I always said, “Who is regulating the regulator”? The FSA are the ones who have let down the consumer, by primarily not policing the banks and other lending institutions, and the fact is that the consumer has no faith in the banks. They may not have a particularly high-opinion of the Insurance institutions, but I do not believe that their estimation of the insurance industry has diminished any further as a result of the credit crunch. However, by introducing an enforced regime of fee-charging into the industry, the consumer may well begin to think that having been fleeced by the banks they are now going to be subjected to a fleecing by the insurance industry. And all of this is supposed to be in the best interests of the consumer.

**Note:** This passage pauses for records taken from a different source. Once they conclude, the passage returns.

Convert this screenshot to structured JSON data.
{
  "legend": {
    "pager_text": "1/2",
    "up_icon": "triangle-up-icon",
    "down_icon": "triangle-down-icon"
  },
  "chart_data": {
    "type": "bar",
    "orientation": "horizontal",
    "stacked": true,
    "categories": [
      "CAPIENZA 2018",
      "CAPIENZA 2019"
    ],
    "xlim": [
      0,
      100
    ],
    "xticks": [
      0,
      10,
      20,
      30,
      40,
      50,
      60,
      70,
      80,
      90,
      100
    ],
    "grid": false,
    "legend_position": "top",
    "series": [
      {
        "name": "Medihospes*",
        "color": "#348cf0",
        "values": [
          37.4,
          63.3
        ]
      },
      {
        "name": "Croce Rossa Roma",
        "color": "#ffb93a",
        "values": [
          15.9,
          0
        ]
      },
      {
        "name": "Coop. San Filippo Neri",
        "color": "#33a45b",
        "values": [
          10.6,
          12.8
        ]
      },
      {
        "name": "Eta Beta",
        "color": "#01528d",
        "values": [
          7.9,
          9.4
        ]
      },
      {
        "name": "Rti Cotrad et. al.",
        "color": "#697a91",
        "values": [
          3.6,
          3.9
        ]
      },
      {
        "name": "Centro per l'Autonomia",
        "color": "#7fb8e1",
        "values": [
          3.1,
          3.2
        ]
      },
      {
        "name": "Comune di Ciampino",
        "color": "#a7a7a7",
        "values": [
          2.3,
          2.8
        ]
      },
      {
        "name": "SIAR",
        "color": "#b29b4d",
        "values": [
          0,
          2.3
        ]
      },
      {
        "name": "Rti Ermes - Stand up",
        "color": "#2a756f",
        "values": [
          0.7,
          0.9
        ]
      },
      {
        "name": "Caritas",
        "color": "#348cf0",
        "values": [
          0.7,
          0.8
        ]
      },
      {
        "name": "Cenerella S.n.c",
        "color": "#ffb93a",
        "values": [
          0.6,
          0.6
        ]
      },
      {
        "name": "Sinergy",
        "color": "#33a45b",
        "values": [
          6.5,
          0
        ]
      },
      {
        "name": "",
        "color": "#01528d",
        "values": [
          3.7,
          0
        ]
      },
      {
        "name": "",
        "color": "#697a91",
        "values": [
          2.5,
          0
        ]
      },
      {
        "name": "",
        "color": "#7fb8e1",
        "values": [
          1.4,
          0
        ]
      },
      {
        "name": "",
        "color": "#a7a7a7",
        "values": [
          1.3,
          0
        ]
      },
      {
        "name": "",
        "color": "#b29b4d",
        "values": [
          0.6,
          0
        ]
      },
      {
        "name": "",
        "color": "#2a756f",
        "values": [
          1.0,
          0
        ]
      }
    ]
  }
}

Scrap RDR and scrap the FSA and let us have a regulatory body (with teeth) that actually understands our industry and can work with us as opposed to working against us.    

Why does this matter?

  • It is in the interests of TCF (Treating Customers Fairly)
  • It is in the interests of TAF (Treating Advisers Fairly)
  • It is in the interests of re-establishing a 'savings' culture (properly advised) to replace the irresponsible 'credit' culture (badly-advised, if advised at all)
  • It is in the interests of retaining 'quality' people and 'highly-experienced' people within the industry as opposed to effectively driving many of them out. The number of such people within the industry has been alarmingly decimated in recent years.
  • It is in the interests of encouraging people to secure proper financial advice from a properly 'policed' industry in an endeavour to avoid very costly mistakes that they may otherwise subject themselves to.
  • It is in the interests of establishing and maintaining a regulatory body that understands the industry and is able to work with the industry in a constructive and enabling manner as opposed to an obstructive and strangulating manner.
  • It is in the interests of the government being able to demonstrate that it listens, takes note and actually does something about something than needs to have something done about it.